On Wed, Oct 10, 2012 at 12:02:21PM +0200, Manuel Bouyer wrote:
> 
> There's another case, which I think is worse: a raidframe volume, with
> underlying disks with different maxphys. If it's a raid-1 you can't predict
> from which disk a read will come from, so you don't know the maxphys.

Sure you do.  The maxphys computation for RAIDframe is simple and
consistent: it is the smallest maxphys of any component disk, multiplied
by the number of data (not parity) elements in the set.

It works the same for RAID1 as for any other RAID level: a RAID1 set has
1 data element (so does a RAID0 set) so it is simply the smallest maxphys
of any disk in the set.

> I wouldn't expect this case (a volume composed of multiple disks with
> different maxphys) to be that common, so I'm not sure we should optimise
> for this.

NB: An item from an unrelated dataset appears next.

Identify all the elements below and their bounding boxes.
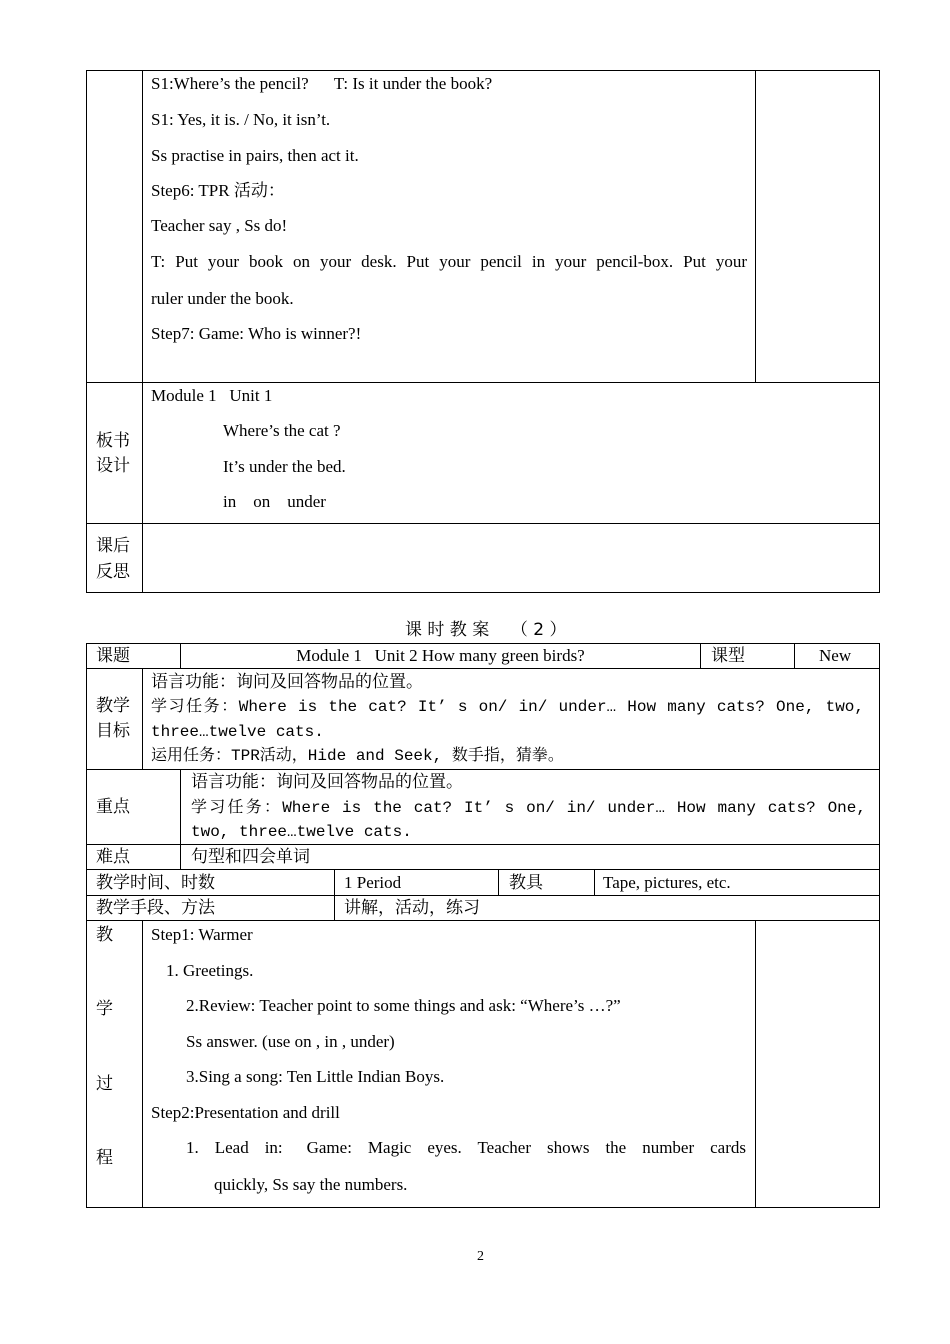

The volume's maxphys would be the lower of all the devices's
> maxphys.
> 
> A tricky case is when the new maxphys would be smaller. You would need
> to suspend filesystemm operations before changing it, but I'm not sure
> all filesystems support this. Maybe support for splitting the request in
> VOP_STRATEGY() or another appropriate place would be better ?

That is my thinking: a device driver whose maxphys can change should split
(and potentially even combine, though this is a matter of performance not
correctness -- xbdback can already do this, though) requests as
necessary, since there is no real atomicity guarantee for a request
larger than a single sector anyhow.

I really would like to avoid reaching out through multiple layers of
indirect reference (or via several stacked up function pointers,
defeating branch prediction etc.) every time we schedule an I/O or
even consider which pages to push or pull on a single I/O.